What To Know About Paxlovid's COVID-19 Rebound Cases

Paxlovid is Pfizer's oral antiviral drug for treating severe symptoms of COVID-19. It has been used in the U.S. since December, after the Food and Drug Administration (FDA) approved it for emergency use for people with mild to moderate cases who are at risk for developing a severe case of the illness. High risk includes people who are older, obese, pregnant, or have other health conditions such as diabetes or cancer, among other things (via NBC News).

On Thursday, the Centers for Disease Control and Prevention (CDC) issued a health advisory explaining that people who have taken the drug may experience a "rebound" case of COVID-19 even after their symptoms disappear and they test negative. Rebound cases have been reported anywhere from two to eight days after first recovering. The organization explained that a "brief return of symptoms may be part of the natural history" of COVID-19 in some people "independent of treatment with Paxlovid and regardless of vaccination status."

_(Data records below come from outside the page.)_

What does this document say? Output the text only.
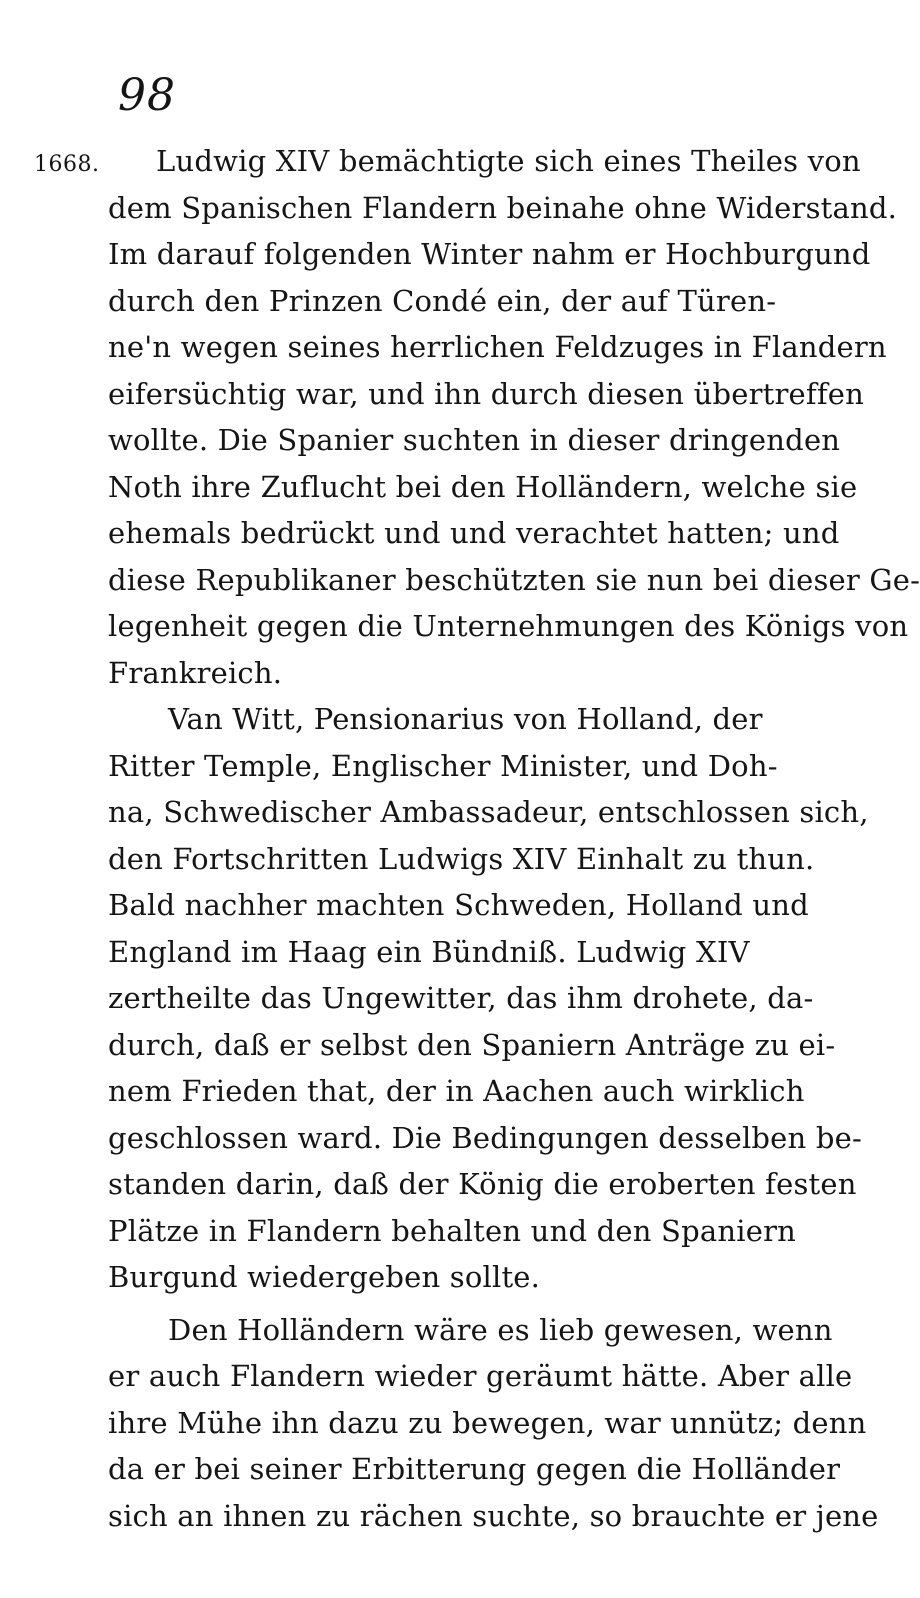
98
1668.	Ludwig XIV bemächtigte sich eines Theiles von
dem Spanischen Flandern beinahe ohne Widerstand.
Im darauf folgenden Winter nahm er Hochburgund
durch den Prinzen Condé ein, der auf Türen-
ne'n wegen seines herrlichen Feldzuges in Flandern
eifersüchtig war, und ihn durch diesen übertreffen
wollte. Die Spanier suchten in dieser dringenden
Noth ihre Zuflucht bei den Holländern, welche sie
ehemals bedrückt und und verachtet hatten; und
diese Republikaner beschützten sie nun bei dieser Ge-
legenheit gegen die Unternehmungen des Königs von
Frankreich.
Van Witt, Pensionarius von Holland, der
Ritter Temple, Englischer Minister, und Doh-
na, Schwedischer Ambassadeur, entschlossen sich,
den Fortschritten Ludwigs XIV Einhalt zu thun.
Bald nachher machten Schweden, Holland und
England im Haag ein Bündniß. Ludwig XIV
zertheilte das Ungewitter, das ihm drohete, da-
durch, daß er selbst den Spaniern Anträge zu ei-
nem Frieden that, der in Aachen auch wirklich
geschlossen ward. Die Bedingungen desselben be-
standen darin, daß der König die eroberten festen
Plätze in Flandern behalten und den Spaniern
Burgund wiedergeben sollte.
Den Holländern wäre es lieb gewesen, wenn
er auch Flandern wieder geräumt hätte. Aber alle
ihre Mühe ihn dazu zu bewegen, war unnütz; denn
da er bei seiner Erbitterung gegen die Holländer
sich an ihnen zu rächen suchte, so brauchte er jene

Rebound cases after Paxlovid treatment are mild

While research is limited, the CDC noted that people treated with Paxlovid who did experience a rebound had "mild" cases, adding that there is no reason to believe that additional treatment with the drug was necessary. The organization also reports that the median length of a COVID-19 rebound was about three days.

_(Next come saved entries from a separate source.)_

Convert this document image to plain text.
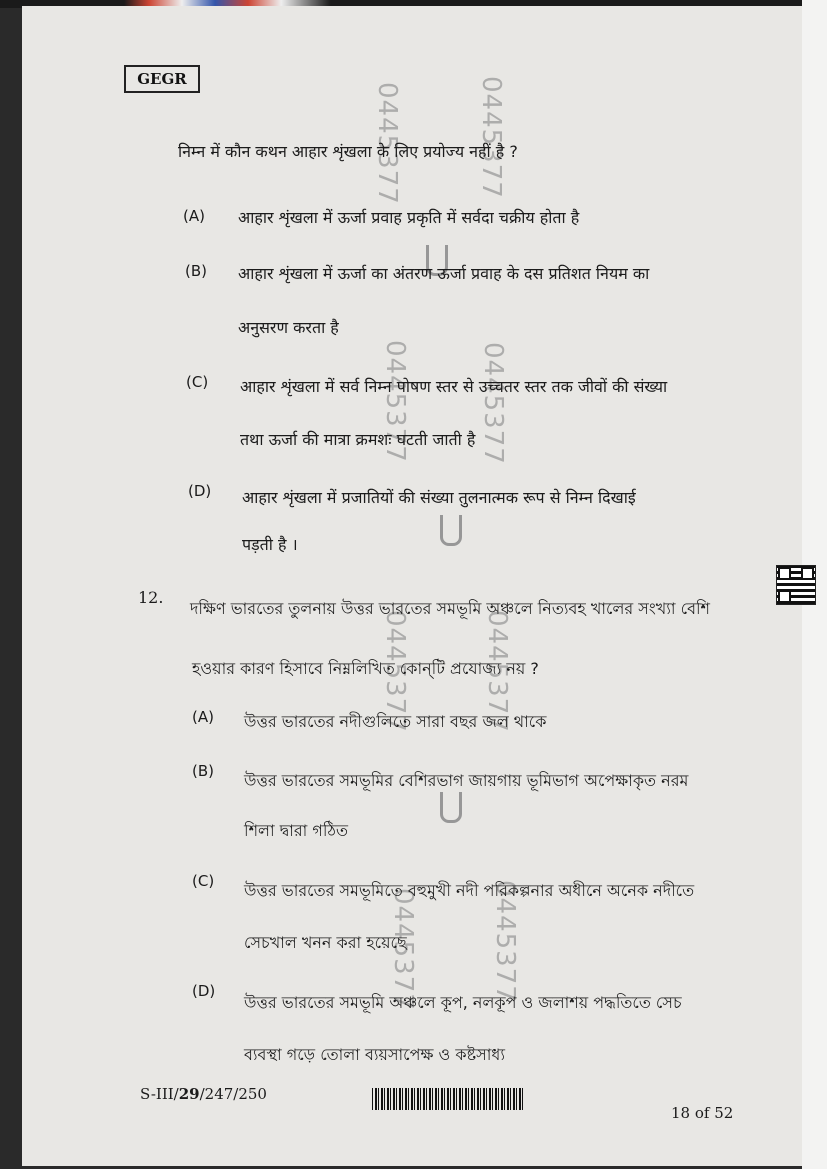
GEGR
0445377	0445377
0445377	0445377
0445377	0445377
0445377	0445377
निम्न में कौन कथन आहार शृंखला के लिए प्रयोज्य नहीं है ?
(A) आहार शृंखला में ऊर्जा प्रवाह प्रकृति में सर्वदा चक्रीय होता है
(B) आहार शृंखला में ऊर्जा का अंतरण ऊर्जा प्रवाह के दस प्रतिशत नियम का
अनुसरण करता है
(C) आहार शृंखला में सर्व निम्न पोषण स्तर से उच्चतर स्तर तक जीवों की संख्या
तथा ऊर्जा की मात्रा क्रमशः घटती जाती है
(D) आहार शृंखला में प्रजातियों की संख्या तुलनात्मक रूप से निम्न दिखाई
पड़ती है ।
12.
দক্ষিণ ভারতের তুলনায় উত্তর ভারতের সমভূমি অঞ্চলে নিত্যবহ খালের সংখ্যা বেশি
হওয়ার কারণ হিসাবে নিম্নলিখিত কোন্‌টি প্রযোজ্য নয় ?
(A) উত্তর ভারতের নদীগুলিতে সারা বছর জল থাকে
(B) উত্তর ভারতের সমভূমির বেশিরভাগ জায়গায় ভূমিভাগ অপেক্ষাকৃত নরম
শিলা দ্বারা গঠিত
(C) উত্তর ভারতের সমভূমিতে বহুমুখী নদী পরিকল্পনার অধীনে অনেক নদীতে
সেচখাল খনন করা হয়েছে
(D)
উত্তর ভারতের সমভূমি অঞ্চলে কূপ, নলকূপ ও জলাশয় পদ্ধতিতে সেচ
ব্যবস্থা গড়ে তোলা ব্যয়সাপেক্ষ ও কষ্টসাধ্য
S-III/29/247/250
18 of 52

Experts claim that rebound cases after taking Paxlovid do not mean the drug isn't effective, according to NBC News. Clinical trials showed the drug lowered the risk of death and hospitalization of COVID-19 by 88% when taken within five days of symptoms starting. In addition, the drug remains on the National Institutes of Health's list of recommended drugs for people over the age of 12 that are considered high risk.

The CDC recommends that anyone experiencing rebound symptoms follow standard guidelines to prevent spreading the virus, including isolating and wearing a mask. You should also let your doctor know if your rebound symptoms become worse.